In deze zaak heeft de Rechtbank Den Haag op 12 augustus 2024 uitspraak gedaan in een bestuursrechtelijke procedure betreffende de bewaring van een Algerijnse vreemdeling. De minister van Migratie en Asiel had op 18 juli 2024 de maatregel van bewaring opgelegd op grond van artikel 59, eerste lid, aanhef en onder a, van de Vreemdelingenwet 2000. De vreemdeling, bijgestaan door zijn gemachtigde mr. R.M. Boesjes, heeft beroep ingesteld tegen dit besluit, waarbij hij tevens schadevergoeding heeft verzocht. Tijdens de zitting op 5 augustus 2024 is de zaak behandeld, waarbij de vreemdeling en zijn tolk A. El Mourabit aanwezig waren, en de minister vertegenwoordigd was door zijn gemachtigde S.H.F. Pols.
De rechtbank heeft beoordeeld of de bewaring rechtmatig was. De minister had in zijn besluit aangegeven dat er risico bestond dat de vreemdeling zich aan het toezicht zou onttrekken en de uitzettingsprocedure zou beletten. De rechtbank oordeelde dat de zware gronden voor de bewaring voldoende gemotiveerd waren en dat de vreemdeling deze gronden niet had betwist. De vreemdeling stelde dat er geen zicht was op uitzetting naar Algerije, omdat er al op 8 april 2024 een laissez passer was aangevraagd, maar deze was nog niet afgegeven. De rechtbank oordeelde echter dat de minister voldoende had aangetoond dat er zicht was op uitzetting binnen een redelijke termijn, onder verwijzing naar eerdere uitspraken van de Raad van State.
Uiteindelijk heeft de rechtbank het beroep ongegrond verklaard en het verzoek om schadevergoeding afgewezen.
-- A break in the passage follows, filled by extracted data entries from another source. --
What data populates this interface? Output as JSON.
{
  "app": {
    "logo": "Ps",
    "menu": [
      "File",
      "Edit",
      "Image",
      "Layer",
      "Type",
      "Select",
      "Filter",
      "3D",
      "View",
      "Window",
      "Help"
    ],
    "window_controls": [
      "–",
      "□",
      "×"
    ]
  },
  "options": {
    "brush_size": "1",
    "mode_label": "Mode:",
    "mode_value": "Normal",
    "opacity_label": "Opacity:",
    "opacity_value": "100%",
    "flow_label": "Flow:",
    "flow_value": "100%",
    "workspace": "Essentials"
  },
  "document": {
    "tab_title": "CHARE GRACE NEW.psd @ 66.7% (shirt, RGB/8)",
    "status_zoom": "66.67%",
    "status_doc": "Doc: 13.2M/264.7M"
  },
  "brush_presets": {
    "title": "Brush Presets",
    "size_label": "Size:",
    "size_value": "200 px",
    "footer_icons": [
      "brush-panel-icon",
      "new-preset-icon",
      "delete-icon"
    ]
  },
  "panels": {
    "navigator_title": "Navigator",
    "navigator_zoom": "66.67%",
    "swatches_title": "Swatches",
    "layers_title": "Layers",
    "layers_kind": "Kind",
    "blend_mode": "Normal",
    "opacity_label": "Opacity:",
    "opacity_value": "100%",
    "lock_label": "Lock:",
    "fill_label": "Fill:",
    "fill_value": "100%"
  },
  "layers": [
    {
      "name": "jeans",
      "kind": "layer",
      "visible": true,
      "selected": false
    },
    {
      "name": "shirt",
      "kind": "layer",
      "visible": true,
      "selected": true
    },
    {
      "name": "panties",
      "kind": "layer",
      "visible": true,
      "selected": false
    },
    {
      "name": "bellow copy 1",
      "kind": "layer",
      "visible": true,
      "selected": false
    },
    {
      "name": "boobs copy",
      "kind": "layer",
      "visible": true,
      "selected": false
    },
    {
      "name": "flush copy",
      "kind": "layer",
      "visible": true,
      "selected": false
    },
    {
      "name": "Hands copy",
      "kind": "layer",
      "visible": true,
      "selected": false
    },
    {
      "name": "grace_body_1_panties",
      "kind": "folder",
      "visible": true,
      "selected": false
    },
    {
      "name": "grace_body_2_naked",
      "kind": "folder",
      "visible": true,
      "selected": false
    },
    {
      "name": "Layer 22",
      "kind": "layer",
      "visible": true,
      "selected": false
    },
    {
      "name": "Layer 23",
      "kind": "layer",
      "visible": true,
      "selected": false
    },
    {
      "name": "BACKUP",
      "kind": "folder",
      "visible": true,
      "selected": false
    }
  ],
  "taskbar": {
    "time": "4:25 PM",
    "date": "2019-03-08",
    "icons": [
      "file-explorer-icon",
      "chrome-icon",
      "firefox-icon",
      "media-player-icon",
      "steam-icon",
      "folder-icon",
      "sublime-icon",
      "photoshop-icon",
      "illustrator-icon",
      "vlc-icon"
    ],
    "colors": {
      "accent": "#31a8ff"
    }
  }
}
De rechtbank concludeerde dat de maatregel van bewaring niet onrechtmatig was en dat er geen aanleiding was voor een proceskostenveroordeling. De uitspraak is openbaar gemaakt op 12 augustus 2024, en tegen deze uitspraak kan binnen een week hoger beroep worden ingesteld bij de Afdeling bestuursrechtspraak van de Raad van State.